1. QUANTO MI COSTI

    di , il 5/12/2004 00:00

    Stimolata da una polemica letta su un altro forum (quanto costa viaggiare coi figli) e dalle quotidiane osservazioni e lamentele comuni che con gli Euro non si vive più... Mi domando: quanto ci costa viaggiare? Quanto dei nostri stipendi possiamo oggi destinare ai viaggi ? Come vi regolate voi? C'è chi farebbe sacrifici assurdi pur di permettersi il viaggio dei sogni, chi può permettersi molto di meno e sceglie una vacanza al risparmio, chi continua a viaggiare indisturbato perchè può. Quanto conta per voi e quanti sacrifici siete disposti a fare, per un viaggio, una vacanza o semplicemente per qualche giorno di ferie?! Fiore

  2. Turista Anonimo
    , 6/2/2005 00:00
    un pacchetto di sigarette costa 3,70 con una media di una stecca la settimana, 10 pacchetti, sono circa 2000 euro/anno
  3. Turista Anonimo
    , 28/1/2005 00:00
    Per il mio modesto parere viaggiare con i figli costa e non poco. Io anche ho un'attività per conto mio ma con l'euro è diventato impossibile almeno per quanto mi riguarda! I figli costano, l'abbigliamento, le scarpe, la scuola insomma sono una spesa continua specie nella crescita: non fai tempo a comprarle qualcosa che 2 mesi dopo già non va più!E per quanto riguarda i viaggi be se ci sono delle mamme in ascolto lo sanno, ci sono si dei t.o che ti vengono incontro ma se ne hai 2 come me uno paga comunque anche se qualcosina di meno, ma se fai un pò di sacrifici viaggi lo stesso forse anzichè 2 viaggi all'anno uno solo. Noi viaggiamo d'inverno perchè il mio lavoro mi permette solo così e all'ora visito le mete calde, i caraibi e inerenti, e cerco dei t.o che mi offrono un bimbo gratis ma più andiamo avanti e più resta difficile. Le offerte tendono a diminuire e poi c'è la scuola .....comunque finchè si può cerco di godermelo. Saluti a tutti >Debora
  4. Turista Anonimo
    , 18/1/2005 00:00
    no comment.
    ignoranti e stereotipati
  5. Turista Anonimo
    , 18/1/2005 00:00
    Per Francesca
    Ah, che brutta cosa l'invidia... te la prendi con Elisabetta perchè sei uno dei pochi commercialisti che non è ancora riuscito a diventare ricco... prova a sbatterti un po' anche te e vedrai che ce la farai, invece che piangere miseria... o forse vuoi dirci che i commercialisti intesi come categoria lavorativa hanno stipendi da comuni impiegati o insegnanti?!?! cerchiamo di essere obiettivi... se c'è qualcuno che fa veramente tristezza, questa sei tu. Mi sta molto più simpatica elisabetta, che si gode i suoi meritati soldini, alla faccia di chi non si accontenta e si diverte a punzecchiare gli altri...
    P.S. Per la cronaca: sono una libera professionista, lavoro come una matta ma ammetto di guadagnare più della media degli impiegati che conosco... solo che non mi vergogno a dirlo!
  6. Turista Anonimo
    , 17/1/2005 00:00
    per elisabetta

    GIRO CON GENTE NORMALE, NON NOTAI DENTISTI O COMMERCIALISTI...

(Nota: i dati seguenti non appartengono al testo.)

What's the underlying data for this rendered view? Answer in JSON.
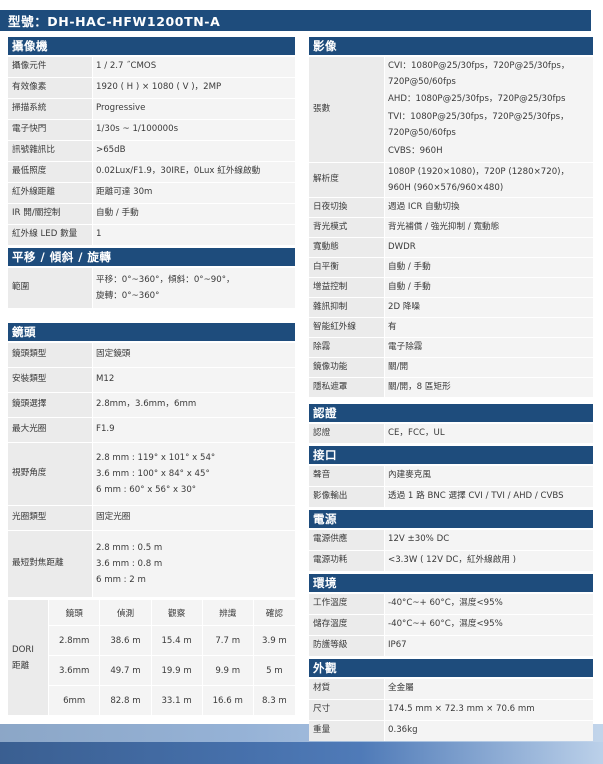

    ma quanto sei banale e scontata? Io sono commercialista, dal mio piccolo studio tiro fuori uno stipendio decente ma che non mi permette di fare la ricca.
    e mi sento una persona assolutamente normale, una persona che deve fare i conti con un affitto da pagare e con tutte le spese che abbiamo tutti.
    e che fa la formichina esattamente come gli altri per riuscire a fare qualche viaggio in più (magari anche solo un week end in più sulla neve, visto quello che costa uno skipass)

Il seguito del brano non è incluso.